M’avez-vous vu malade depuis que
nous sommes en route, Archambaud ? Mais le Capocci, lui, les cahots lui
brisent les reins ; il lui faut s’arrêter toutes les deux lieues pour
pisser. Un jour, il sue de fièvre, un autre il a un flux de ventre. Il voulait
me prendre mon médecin, maître Vigier, dont vous reconnaîtrez qu’il n’est pas
accablé de labeur, en tout cas de mon fait. Pour moi, le bon physicien est
celui qui chaque matin me palpe, m’ausculte, me regarde l’œil et la langue,
examine mes urines, ne m’impose pas trop de privations ni ne me saigne plus
d’une fois le mois, et qui me tient en bonne santé… Et puis, pour faire ses
apprêts, le Capocci ! Il est de cette sorte de gens qui intriguent et
insistent pour être chargés de mission et qui, dès qu’ils l’ont obtenue, ne
tarissent plus d’exigences. Un secrétaire papal, ce n’était point assez, il lui
en fallait deux. Pour quel office, on se le demande, puisque toutes les lettres
pour la Curie, avant que nous ne soyons séparés, c’est moi qui ai dû les dicter
et les corriger… Tout cela fit que nous ne partîmes qu’au temps du solstice, le
21 juin. Trop tard. On n’arrête point les guerres quand les armées sont en
route. On les arrête dans la tête des rois, lorsque la décision est encore
hésitante. Je vous dis, Archambaud, un printemps perdu.

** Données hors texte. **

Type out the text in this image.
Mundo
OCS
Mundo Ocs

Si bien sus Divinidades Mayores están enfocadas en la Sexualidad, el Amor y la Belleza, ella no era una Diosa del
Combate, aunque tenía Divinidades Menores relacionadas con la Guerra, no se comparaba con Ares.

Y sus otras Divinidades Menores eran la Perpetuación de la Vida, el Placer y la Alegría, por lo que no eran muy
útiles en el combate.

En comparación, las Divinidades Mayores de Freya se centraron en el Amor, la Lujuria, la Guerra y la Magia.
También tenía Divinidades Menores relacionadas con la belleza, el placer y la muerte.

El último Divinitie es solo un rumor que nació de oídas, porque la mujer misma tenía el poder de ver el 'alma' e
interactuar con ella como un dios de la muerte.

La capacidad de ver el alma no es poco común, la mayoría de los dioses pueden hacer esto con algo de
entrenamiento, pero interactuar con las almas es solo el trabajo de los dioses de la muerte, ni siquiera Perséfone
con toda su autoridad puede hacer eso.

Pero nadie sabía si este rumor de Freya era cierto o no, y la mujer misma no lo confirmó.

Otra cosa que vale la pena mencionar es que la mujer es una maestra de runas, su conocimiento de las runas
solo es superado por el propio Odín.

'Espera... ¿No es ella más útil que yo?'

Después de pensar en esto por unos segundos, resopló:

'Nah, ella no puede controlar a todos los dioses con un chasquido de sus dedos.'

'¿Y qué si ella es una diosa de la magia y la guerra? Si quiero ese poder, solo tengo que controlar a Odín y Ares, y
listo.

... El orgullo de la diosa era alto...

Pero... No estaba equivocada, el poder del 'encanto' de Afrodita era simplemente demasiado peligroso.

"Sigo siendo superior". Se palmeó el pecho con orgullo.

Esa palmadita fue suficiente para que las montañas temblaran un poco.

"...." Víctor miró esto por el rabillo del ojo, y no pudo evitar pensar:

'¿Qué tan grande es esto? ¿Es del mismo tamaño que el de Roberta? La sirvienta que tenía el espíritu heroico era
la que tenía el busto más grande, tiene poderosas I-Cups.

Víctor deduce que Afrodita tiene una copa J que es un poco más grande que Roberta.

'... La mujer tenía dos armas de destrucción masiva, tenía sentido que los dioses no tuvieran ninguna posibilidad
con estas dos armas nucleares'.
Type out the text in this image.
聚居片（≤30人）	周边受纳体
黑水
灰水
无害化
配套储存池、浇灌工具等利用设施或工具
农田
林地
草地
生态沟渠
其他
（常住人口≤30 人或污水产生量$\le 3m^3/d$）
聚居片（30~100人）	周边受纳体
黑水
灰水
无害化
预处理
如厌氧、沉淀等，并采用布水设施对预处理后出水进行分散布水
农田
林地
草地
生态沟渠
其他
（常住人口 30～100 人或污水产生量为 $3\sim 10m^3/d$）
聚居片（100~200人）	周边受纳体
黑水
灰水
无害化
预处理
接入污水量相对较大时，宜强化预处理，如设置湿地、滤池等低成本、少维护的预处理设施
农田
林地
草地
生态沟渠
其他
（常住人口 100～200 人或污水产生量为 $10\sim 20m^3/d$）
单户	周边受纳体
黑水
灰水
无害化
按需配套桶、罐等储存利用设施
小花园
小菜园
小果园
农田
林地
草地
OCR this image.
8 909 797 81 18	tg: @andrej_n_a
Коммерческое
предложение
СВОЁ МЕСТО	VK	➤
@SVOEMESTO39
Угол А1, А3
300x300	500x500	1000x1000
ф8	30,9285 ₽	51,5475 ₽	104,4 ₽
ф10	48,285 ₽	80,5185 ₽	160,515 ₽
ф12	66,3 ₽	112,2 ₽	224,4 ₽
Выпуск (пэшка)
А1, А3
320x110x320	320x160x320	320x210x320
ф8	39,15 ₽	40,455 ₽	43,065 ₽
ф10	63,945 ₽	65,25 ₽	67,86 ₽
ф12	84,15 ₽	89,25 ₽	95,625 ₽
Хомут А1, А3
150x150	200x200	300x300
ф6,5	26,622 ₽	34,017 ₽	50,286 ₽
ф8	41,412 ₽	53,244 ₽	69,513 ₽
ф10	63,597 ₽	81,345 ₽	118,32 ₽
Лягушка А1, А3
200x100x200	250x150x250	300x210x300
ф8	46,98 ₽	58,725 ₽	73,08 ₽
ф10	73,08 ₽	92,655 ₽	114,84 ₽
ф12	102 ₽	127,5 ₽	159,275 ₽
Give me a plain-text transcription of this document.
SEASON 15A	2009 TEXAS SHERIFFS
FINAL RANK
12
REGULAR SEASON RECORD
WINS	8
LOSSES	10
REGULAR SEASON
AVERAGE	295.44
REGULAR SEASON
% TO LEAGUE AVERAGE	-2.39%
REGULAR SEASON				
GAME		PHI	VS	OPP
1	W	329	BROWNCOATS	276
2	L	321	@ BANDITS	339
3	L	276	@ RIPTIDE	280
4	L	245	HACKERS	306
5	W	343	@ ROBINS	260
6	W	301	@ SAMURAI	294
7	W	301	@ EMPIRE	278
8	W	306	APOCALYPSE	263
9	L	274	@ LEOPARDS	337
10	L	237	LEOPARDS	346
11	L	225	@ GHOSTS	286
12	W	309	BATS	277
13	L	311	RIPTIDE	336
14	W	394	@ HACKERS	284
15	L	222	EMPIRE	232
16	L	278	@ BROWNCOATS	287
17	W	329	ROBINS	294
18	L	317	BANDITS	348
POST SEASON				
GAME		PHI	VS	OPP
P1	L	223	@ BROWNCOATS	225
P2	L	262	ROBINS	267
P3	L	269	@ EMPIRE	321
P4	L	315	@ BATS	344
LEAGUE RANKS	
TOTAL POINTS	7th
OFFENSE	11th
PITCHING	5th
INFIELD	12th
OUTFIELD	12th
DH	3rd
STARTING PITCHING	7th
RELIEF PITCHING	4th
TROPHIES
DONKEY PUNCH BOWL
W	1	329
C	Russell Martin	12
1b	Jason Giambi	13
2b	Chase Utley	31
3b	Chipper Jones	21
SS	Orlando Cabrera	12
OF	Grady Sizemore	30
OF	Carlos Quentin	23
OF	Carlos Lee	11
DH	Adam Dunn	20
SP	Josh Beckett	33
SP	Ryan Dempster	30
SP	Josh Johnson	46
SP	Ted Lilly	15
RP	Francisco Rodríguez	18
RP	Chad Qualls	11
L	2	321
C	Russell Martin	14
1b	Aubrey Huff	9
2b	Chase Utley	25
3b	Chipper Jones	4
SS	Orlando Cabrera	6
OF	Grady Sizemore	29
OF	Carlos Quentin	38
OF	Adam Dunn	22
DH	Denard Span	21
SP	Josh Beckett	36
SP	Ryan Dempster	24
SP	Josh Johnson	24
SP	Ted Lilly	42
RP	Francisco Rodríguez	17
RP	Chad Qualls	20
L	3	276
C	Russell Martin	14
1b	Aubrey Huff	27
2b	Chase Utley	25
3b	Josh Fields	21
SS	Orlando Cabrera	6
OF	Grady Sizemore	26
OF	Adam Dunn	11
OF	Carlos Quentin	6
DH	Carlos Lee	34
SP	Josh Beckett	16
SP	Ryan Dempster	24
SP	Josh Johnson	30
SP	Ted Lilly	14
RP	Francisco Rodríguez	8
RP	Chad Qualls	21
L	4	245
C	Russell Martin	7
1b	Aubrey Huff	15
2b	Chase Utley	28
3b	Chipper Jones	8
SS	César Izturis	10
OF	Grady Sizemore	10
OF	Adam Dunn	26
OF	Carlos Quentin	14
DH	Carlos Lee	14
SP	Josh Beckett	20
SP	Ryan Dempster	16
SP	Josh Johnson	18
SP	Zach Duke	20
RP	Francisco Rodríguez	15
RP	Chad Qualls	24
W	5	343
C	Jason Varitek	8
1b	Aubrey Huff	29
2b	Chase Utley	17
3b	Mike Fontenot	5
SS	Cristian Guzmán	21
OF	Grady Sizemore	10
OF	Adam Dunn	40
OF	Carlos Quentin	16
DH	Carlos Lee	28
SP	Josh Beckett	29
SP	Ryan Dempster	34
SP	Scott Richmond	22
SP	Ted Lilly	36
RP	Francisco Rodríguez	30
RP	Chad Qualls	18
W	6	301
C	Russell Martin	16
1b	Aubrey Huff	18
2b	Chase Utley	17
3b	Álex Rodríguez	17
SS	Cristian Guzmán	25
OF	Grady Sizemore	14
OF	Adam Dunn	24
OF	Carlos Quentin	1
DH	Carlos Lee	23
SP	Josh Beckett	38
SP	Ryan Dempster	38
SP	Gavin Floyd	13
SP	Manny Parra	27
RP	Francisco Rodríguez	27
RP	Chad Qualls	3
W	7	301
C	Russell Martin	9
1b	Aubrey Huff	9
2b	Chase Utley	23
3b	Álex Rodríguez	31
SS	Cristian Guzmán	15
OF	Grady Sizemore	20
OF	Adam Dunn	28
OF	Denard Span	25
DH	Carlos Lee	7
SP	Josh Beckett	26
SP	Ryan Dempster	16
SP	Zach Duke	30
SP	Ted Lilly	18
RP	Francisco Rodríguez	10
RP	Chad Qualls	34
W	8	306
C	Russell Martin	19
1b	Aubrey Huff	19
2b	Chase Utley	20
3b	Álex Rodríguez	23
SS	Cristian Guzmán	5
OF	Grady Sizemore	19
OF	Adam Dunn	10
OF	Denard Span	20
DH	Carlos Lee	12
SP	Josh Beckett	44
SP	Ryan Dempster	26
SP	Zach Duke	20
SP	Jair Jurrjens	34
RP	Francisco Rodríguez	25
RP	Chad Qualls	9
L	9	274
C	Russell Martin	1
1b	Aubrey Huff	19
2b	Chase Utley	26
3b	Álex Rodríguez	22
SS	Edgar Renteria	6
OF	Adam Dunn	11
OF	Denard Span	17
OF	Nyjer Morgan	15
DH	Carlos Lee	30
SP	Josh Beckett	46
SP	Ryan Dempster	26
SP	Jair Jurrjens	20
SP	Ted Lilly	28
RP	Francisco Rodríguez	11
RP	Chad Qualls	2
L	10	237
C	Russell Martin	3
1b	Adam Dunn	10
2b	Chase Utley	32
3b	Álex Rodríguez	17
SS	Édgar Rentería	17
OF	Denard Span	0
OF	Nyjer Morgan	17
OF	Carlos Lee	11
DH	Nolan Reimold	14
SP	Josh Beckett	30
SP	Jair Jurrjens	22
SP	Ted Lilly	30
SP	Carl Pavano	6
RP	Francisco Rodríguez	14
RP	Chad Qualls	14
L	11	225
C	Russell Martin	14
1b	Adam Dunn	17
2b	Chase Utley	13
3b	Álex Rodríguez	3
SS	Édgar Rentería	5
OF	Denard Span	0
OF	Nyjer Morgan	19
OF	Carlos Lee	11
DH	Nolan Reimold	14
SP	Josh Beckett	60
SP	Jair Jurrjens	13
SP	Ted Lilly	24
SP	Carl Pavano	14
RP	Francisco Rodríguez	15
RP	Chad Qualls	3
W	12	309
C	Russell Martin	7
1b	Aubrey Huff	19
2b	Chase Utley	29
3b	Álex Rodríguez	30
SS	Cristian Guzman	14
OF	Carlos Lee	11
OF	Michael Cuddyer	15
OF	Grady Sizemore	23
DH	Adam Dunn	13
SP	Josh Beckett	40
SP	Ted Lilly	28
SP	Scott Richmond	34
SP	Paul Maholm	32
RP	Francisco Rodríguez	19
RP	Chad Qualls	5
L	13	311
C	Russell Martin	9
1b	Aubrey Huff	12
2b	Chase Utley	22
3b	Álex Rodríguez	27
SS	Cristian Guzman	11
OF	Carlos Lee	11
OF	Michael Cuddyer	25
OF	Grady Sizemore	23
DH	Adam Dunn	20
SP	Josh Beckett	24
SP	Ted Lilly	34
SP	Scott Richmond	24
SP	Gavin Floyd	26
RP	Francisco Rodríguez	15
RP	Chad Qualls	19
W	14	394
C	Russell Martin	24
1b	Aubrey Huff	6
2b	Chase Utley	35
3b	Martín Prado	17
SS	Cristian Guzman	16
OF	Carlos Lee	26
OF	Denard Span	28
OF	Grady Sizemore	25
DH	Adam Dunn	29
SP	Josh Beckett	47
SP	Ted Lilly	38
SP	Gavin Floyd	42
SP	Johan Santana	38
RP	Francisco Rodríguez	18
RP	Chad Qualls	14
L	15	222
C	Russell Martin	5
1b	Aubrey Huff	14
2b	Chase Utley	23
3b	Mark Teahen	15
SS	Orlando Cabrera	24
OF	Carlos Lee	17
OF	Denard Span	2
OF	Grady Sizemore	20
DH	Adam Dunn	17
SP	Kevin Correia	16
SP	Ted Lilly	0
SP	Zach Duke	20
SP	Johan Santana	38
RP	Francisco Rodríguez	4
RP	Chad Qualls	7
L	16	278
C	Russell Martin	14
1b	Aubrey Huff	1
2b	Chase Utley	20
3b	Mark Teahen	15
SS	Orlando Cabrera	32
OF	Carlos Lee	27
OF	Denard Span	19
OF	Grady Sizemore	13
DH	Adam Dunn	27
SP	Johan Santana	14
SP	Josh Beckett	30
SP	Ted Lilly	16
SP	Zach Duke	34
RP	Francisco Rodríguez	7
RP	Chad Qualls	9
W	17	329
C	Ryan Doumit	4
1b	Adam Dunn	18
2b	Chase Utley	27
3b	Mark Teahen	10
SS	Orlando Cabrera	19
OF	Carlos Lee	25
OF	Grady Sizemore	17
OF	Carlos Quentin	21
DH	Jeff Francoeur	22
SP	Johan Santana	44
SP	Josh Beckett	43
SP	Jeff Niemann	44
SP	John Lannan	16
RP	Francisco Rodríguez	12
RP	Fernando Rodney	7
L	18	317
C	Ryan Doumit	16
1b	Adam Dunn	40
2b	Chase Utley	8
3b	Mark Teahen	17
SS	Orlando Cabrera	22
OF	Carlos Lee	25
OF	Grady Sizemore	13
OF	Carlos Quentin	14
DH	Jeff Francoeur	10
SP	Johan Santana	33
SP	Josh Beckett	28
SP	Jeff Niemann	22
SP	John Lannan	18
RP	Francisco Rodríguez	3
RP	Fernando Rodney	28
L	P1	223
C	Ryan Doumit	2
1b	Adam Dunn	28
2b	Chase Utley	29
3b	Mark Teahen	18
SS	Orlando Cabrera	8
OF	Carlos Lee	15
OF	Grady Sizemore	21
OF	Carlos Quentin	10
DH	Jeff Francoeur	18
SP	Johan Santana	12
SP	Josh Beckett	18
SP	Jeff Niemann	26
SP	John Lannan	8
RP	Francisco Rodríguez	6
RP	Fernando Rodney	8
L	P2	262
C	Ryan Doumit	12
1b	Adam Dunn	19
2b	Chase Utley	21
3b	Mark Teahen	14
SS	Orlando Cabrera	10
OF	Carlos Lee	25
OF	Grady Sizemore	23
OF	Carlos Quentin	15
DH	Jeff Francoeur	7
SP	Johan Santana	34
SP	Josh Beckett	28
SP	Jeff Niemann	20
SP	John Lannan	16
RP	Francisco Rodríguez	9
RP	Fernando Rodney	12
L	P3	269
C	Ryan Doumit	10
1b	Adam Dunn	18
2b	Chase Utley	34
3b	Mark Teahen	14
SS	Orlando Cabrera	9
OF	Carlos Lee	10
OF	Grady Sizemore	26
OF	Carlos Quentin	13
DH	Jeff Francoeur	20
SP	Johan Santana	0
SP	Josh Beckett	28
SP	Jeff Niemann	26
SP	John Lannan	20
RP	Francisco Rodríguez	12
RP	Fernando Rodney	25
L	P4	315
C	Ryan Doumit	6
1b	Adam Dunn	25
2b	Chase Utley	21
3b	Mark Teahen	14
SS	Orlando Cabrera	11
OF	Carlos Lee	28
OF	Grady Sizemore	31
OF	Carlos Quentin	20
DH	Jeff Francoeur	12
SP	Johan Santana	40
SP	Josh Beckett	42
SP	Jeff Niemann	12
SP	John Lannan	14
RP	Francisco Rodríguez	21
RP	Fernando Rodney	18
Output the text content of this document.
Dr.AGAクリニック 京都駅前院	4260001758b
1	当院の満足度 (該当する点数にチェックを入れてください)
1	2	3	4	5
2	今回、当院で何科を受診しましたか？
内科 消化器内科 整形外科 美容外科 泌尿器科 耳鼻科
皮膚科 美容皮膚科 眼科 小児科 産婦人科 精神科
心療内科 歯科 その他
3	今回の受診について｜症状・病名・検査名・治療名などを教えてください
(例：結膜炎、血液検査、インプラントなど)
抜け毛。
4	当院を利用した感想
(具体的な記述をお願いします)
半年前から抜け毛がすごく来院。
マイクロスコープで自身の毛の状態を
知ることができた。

La veille du départ, le Saint-Père
me reçut, seul. Peut-être se repentait-il un peu de m’avoir infligé ce
compagnon inutile. Je l’allai voir à Villeneuve, où il réside. Car il refuse de
loger dans le grand palais qu’ont bâti ses prédécesseurs. Trop de luxe, trop de
pompe à son gré, un train d’hôtel trop nombreux. Innocent a voulu satisfaire le
sentiment public qui reprochait à la papauté de vivre dans trop de faste. Le
sentiment public ! Quelques écrivailleurs, pour qui le fiel est l’encre
naturelle ; quelques prêcheurs que le Diable à envoyés dans l’Église pour
y mettre la discorde. Avec ceux-ci, il suffisait d’une bonne excommunication,
bien assenée ; avec ceux-là, une prébende, ou un bénéfice, accompagnés de
quelque préséance, car c’est l’envie souvent qui stimule leurs crachats ;
ce qu’ils entendent redresser dans le monde, c’est le trop peu de place, à
leurs yeux, qu’ils y ont. Voyez Pétrarque, dont vous m’avez entendu parler,
l’autre jour, avec Monseigneur d’Auxerre. C’est un homme de mauvais naturel,
mais de grand savoir et valeur, il faut le lui reconnaître, et qui est fort
écouté des deux côtés des Alpes. Il était ami de Dante Alighieri qui l’amena en
Avignon ; et il a été chargé de maintes missions entre les princes. Voilà
quelqu’un qui écrivait qu’Avignon était la sentine des sentines, que tous les
vices y prospéraient, que les aventuriers y grouillaient, que l’on y venait
acheter les cardinaux, que le pape y tenait boutique de diocèses et d’abbayes,
que les prélats y avaient des maîtresses et leurs maîtresses des maquereaux…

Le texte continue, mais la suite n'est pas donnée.